Dave has acquired one of the 242 hand-built aluminum body XK120s of which only approximately 50 survive. The alloy XK120 was the fastest production car of its time - capable of 120 miles per hour. The first 1948/49 cars were handbuilt with an aluminium body over an ash frame. In 1950 Jaguar switched to mass-production using pressed-steel bodies. Early XK120s posted top speeds over 120 mph in magazine testing, and a specially prepared example reached almost 137 mph, making it the world's fastest production car.
 
Dave's example  (chassis number 120) was imported from the States and as you can see has a bit of work to be done before it takes to the roads around Arbroath. The car was bought new in March 1950 by Henry N Manney who later fitted it with aero screens and raced it. Manney was America's best known motoring journalist and road tester who worked for Road and Track magazine and was also responsible for writing the aforementioned quote "the best crumpet catcher in the world". 

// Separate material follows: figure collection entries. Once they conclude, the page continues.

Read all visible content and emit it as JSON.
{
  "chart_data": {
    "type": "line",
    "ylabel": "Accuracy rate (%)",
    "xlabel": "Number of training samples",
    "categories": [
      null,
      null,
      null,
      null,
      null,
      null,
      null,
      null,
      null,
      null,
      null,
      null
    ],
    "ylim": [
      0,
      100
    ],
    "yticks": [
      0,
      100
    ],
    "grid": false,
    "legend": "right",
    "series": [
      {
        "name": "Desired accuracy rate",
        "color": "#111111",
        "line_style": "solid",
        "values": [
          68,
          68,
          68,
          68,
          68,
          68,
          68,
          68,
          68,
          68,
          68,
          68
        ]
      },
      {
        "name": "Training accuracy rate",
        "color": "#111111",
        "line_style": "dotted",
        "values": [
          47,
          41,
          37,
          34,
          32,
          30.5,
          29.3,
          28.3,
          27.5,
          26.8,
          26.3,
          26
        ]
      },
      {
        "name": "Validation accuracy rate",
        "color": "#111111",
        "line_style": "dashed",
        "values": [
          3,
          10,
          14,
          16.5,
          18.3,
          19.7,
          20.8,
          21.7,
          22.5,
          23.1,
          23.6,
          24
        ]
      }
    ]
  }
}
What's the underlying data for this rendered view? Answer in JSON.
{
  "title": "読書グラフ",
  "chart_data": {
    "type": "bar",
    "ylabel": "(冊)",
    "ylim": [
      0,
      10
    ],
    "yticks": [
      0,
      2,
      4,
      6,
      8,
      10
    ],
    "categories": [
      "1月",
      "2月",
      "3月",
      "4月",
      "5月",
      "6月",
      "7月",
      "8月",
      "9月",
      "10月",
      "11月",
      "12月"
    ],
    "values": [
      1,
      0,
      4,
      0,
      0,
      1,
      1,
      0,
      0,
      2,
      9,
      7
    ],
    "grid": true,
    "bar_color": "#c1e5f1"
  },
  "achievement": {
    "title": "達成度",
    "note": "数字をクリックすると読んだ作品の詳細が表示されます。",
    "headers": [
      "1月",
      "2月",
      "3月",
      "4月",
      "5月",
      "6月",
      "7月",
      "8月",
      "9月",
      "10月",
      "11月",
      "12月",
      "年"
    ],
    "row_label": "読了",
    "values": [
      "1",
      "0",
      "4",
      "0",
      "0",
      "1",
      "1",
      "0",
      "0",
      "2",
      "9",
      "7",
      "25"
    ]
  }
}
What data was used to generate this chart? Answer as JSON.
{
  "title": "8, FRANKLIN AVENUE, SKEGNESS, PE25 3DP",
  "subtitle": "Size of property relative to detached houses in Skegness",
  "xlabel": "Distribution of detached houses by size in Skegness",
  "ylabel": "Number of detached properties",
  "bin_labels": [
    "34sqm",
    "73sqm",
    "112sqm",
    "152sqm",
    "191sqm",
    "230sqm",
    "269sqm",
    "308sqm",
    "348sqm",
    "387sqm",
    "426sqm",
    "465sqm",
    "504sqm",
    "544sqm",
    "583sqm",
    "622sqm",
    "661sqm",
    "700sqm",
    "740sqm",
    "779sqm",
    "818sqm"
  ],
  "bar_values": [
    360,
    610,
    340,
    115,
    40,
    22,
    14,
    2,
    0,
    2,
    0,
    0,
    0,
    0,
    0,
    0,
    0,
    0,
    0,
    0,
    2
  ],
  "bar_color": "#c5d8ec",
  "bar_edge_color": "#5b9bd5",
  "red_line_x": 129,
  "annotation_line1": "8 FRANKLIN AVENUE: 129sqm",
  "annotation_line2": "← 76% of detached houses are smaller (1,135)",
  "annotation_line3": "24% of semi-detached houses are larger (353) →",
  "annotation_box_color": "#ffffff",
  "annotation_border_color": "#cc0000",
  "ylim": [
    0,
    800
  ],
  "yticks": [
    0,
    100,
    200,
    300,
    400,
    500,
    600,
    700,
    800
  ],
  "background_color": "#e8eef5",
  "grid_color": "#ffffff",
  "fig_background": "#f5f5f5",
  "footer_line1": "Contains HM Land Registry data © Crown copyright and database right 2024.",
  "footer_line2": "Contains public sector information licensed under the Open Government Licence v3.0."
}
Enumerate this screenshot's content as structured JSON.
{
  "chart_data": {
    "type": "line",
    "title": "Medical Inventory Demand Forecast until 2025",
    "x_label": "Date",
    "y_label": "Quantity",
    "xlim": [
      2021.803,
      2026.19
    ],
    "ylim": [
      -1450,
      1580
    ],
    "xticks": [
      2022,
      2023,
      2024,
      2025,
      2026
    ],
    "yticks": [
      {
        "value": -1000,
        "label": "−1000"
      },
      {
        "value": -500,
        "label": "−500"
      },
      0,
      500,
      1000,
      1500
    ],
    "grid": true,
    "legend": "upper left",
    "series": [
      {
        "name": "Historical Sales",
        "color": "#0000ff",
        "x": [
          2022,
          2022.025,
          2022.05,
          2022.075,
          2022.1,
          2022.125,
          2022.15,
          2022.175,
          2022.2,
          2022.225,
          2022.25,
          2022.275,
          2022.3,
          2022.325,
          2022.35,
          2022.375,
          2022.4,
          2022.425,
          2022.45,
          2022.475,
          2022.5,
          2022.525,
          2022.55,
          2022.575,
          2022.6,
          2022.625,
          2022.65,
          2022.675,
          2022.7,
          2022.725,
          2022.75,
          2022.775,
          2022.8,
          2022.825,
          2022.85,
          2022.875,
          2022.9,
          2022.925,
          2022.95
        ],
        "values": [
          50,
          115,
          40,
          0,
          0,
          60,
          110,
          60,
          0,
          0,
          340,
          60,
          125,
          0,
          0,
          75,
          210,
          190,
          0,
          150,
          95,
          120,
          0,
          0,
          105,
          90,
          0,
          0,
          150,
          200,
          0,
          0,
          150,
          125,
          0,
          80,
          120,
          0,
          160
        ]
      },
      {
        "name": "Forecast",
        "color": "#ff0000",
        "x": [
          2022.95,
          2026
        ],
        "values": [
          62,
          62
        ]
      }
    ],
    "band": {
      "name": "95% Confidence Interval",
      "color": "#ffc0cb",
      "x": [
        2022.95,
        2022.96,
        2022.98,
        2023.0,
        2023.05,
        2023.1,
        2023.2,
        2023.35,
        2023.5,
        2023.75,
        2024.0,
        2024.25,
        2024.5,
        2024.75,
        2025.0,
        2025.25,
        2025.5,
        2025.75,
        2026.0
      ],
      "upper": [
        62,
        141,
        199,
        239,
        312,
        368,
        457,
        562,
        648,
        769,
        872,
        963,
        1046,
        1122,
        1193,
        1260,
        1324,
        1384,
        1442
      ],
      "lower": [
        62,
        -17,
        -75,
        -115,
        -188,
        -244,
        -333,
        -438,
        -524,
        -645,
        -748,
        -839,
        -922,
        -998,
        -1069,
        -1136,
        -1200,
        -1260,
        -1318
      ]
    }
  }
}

The front section of the car has a story to go with it. Dave found the car in Texas alongside the ex Clark Gable XK120 (chassis number 3) which was the very first XK to be imported into America in 1949 when Jaguar and other British manufacturers were on a big export drive to repay war loans. The owner of both these rare cars had taken the best parts of the bodywork for the Clark Gable car including the front end bodywork from Dave's chassis number 120. A close check of the left wing identified a hole where a radio ariel had once been fitted, which along with the aero screen fittings from the Manney car now on the Gable car, confirmed that the front of Dave's car has now got some tinsel town provenance to go with it!
 
How time flies when you are having fun, and only too soon the sun set and the flames on the barbeque died to warm embers as the day came to a close. But there is always 2012 to look forward too, when once again Dave, with sons Gareth and Innes, and John who knows all there is to know about rebuilding a Classic, will once again open the doors on the fascinating world of Classic Car restoration.